7. Fixing Victim Details
Created a “Victims” column to accurately reflect the number of individuals involved.

Replaced placeholders in the “Name” column with “Unknown” where necessary.

Standardized the “Sex” column (goodbye, “M” and “F,” hello, “Male” and “Female”).

8. Age Group Categorization
Because analyzing raw ages is messy, I grouped them into categories:
0-3: Baby
4-12: Child
13-19: Teenager
20-39: Adult
40+: Older Adult
I then used XLOOKUP to assign each entry to the right category.

9. Cleaning Up Injury & Fatality Data
Consolidated “Injury” descriptions into broader categories (e.g., “Legs” instead of “Ankle, Thigh, Calf”).

Standardized fatality data for clear yes/no insights.

10. Organizing Time of Day
Grouped attacks into morning, afternoon, evening, and night for better trend analysis.

11. Shark Species Standardization
Removed unconfirmed shark involvement cases.

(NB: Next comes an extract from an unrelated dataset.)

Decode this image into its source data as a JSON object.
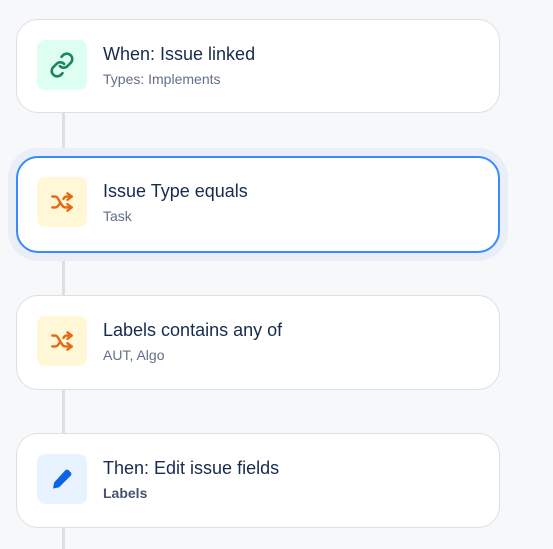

Cleaned up species naming conventions and categorized unknown sharks as Unidentified.

12. Streamlining Columns
Got rid of redundant data; duplicate case numbers, hyperlinks, and unnecessary columns because clutter is the enemy of good analysis.

Data Analysis: The Good Stuff
With clean data in hand, I built a dashboard to uncover key insights:

1. Shark Attacks Per Year
Majority of shark attacks? Non-fatal.

2. Top Shark Species Responsible for Attacks
White sharks, Bull sharks, and Tiger sharks are the usual suspects, big and aggressive.

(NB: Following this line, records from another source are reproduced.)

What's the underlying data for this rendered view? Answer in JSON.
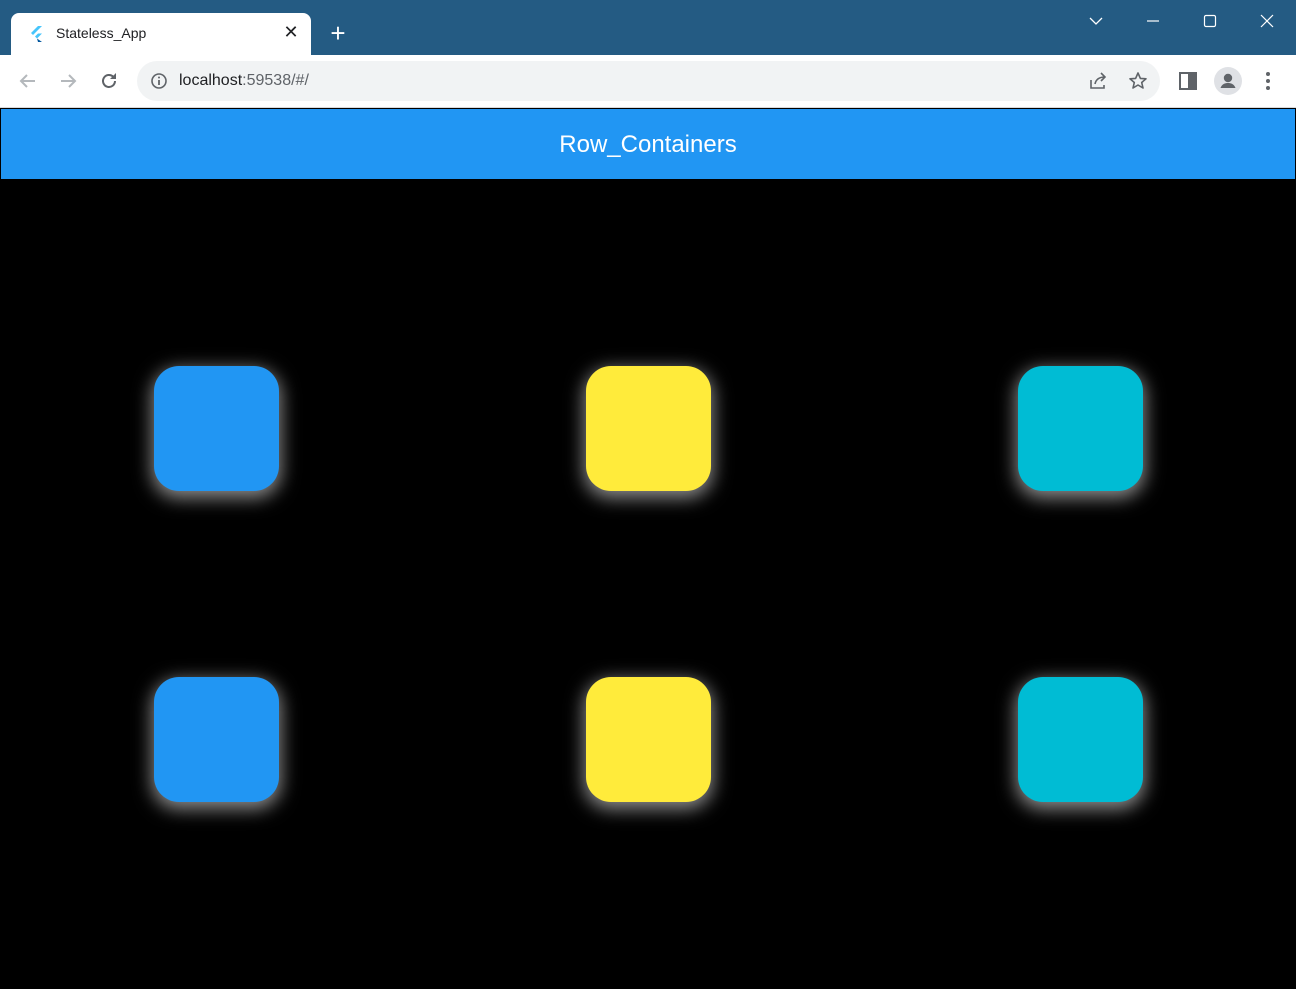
{
  "browser": {
    "tab_title": "Stateless_App",
    "tab_close_glyph": "✕",
    "new_tab_glyph": "+",
    "url_host": "localhost",
    "url_rest": ":59538/#/",
    "colors": {
      "frame": "#245b83",
      "toolbar": "#ffffff",
      "omnibox": "#f1f3f4"
    }
  },
  "app": {
    "title": "Row_Containers",
    "appbar_color": "#2196f3",
    "background": "#000000",
    "rows": [
      {
        "boxes": [
          {
            "color": "#2196f3"
          },
          {
            "color": "#ffeb3b"
          },
          {
            "color": "#00bcd4"
          }
        ]
      },
      {
        "boxes": [
          {
            "color": "#2196f3"
          },
          {
            "color": "#ffeb3b"
          },
          {
            "color": "#00bcd4"
          }
        ]
      }
    ]
  },
  "icons": {
    "tab_favicon": "flutter-icon",
    "back": "arrow-left-icon",
    "forward": "arrow-right-icon",
    "reload": "reload-icon",
    "info": "info-icon",
    "share": "share-icon",
    "bookmark": "star-icon",
    "side_panel": "side-panel-icon",
    "profile": "profile-icon",
    "menu": "kebab-menu-icon",
    "tab_search": "chevron-down-icon",
    "minimize": "minimize-icon",
    "maximize": "maximize-icon",
    "close": "close-icon"
  }
}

3. Provoked vs. Unprovoked Incidents
Most attacks are unprovoked, meaning people aren’t out there messing with sharks, they just happen to be in the wrong place at the wrong time.

4. Injury Trends
Legs are the most commonly injured body parts, probably because they move the most in the water, making them prime targets.

5. Geographic Distribution
The USA and Australia have the highest number of shark attacks, making them key areas for further study.

6. Time of Day Trends
Most attacks happen in the morning and afternoon, though a lack of time data in many cases means we need more info to confirm strong patterns.

Final Thoughts
This project was all about turning messy data into real insights. Once cleaned, the dataset gave us a clear picture of global shark attack trends. Key takeaways? Most shark attacks are non-fatal and unprovoked, the USA and Australia are hotspots, and White, Bull, and Tiger sharks are the ones to watch out for.
Data cleaning may not be the flashiest part of analytics, but trust me it’s the secret sauce that makes everything work.